Mark Edmundson in his book Nightmare on Main Street claims that “one of the most common
functions of the gothic it to turn anxiety, the vague but insistent fear of what will happen in the
future, into suspense”. Following the same criteria of Edmundson, Brian Stableford defines horror
according to anxiety.
A horror story is defined by the anxiety, which is suffered by its characters,
and communicated by imaginative identification to the reader. It is the threat
of death (which subsumes the threats of pain, injury or rape) or the threat of
madness which evokes the definitive anxiety, and is therefore its proximal
cause." (Stableford, 62)
Anxiety is an element that pervades the story, especially the uncomfortable feeling of nervousness
and worry about the swagman. The woman living totally alone in the seclusion of the bush with her
baby is threatened by the swagman. The stress increases throughout the story. She fears not only
for herself, but also for the baby. The moment she is in the house reveals the apogee of suspense,
which is going to culminate with her persecution and, later, her death.

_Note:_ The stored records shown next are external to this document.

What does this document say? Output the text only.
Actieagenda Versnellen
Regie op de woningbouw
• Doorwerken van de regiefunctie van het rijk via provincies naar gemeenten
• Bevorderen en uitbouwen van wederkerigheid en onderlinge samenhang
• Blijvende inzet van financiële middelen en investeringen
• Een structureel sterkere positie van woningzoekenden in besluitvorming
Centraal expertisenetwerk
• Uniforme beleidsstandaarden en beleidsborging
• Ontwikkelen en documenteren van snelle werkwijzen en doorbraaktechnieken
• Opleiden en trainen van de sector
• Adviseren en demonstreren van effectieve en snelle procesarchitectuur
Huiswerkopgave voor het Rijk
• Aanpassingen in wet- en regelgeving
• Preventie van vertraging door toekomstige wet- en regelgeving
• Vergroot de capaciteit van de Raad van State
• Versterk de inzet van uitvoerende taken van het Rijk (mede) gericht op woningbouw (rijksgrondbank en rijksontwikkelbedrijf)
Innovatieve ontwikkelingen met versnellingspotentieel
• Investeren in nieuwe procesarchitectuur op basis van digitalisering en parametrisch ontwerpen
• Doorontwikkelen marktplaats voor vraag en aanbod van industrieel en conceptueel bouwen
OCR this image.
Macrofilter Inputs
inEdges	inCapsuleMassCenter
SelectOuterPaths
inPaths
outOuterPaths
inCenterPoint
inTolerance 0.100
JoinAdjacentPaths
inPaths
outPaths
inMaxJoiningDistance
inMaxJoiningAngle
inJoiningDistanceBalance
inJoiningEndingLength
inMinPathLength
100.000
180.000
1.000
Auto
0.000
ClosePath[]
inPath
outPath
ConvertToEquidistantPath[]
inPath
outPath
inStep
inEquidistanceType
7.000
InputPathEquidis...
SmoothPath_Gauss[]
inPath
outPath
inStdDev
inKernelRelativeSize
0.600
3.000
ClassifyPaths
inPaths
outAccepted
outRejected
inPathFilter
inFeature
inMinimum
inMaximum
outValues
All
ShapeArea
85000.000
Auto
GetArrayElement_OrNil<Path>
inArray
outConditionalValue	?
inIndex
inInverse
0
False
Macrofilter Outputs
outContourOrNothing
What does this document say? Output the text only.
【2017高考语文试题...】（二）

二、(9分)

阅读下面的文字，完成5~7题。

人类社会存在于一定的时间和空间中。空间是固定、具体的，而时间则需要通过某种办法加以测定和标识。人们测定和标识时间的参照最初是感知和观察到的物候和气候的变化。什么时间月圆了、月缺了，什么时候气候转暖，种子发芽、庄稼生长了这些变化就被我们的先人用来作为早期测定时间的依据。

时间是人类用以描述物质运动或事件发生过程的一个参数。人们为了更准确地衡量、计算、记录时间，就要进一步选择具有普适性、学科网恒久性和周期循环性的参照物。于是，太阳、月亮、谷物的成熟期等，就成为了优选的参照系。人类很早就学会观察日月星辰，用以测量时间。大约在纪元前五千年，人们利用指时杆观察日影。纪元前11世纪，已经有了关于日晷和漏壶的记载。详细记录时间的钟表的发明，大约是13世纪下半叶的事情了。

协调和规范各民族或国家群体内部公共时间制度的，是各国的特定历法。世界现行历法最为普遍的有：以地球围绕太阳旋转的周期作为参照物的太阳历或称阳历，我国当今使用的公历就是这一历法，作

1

She waited motionless, with her baby pressed tightly to her, though she knew
that in another few minutes this man with the cruel eyes, lascivious mouth,
and gleaming knife, would enter. One side of the slab tilted; he had only to cut
away the remaining little end, when the slab, unless he held it, would fall
outside (Baynton, 16)
Baynton’s story’s ending has a dark and Gothic intensity. The woman, after going through the
severity of the bush and suffering in terms of physical and psychological harm, ends as a victim of
the Australian bush’s hostility. The same way the short story’s title follows the Gothic idea. Being
completely ironic, “The Chosen Vessel” is a reference to the Virgin Mary. However, instead of being
chosen to give birth to a saviour, the protagonist is chosen to suffer and be killed in the bush.
In conclusion, Baynton’s detailed and realist way of depicting the situation of women in the bush
through a female character gives a terror essence to the short story. The characters’ description, the
anxiety and the terror of an isolated woman in distress, along with other features presented in “The
Chosen Vessel” make it a great example of an Australian Gothic short story.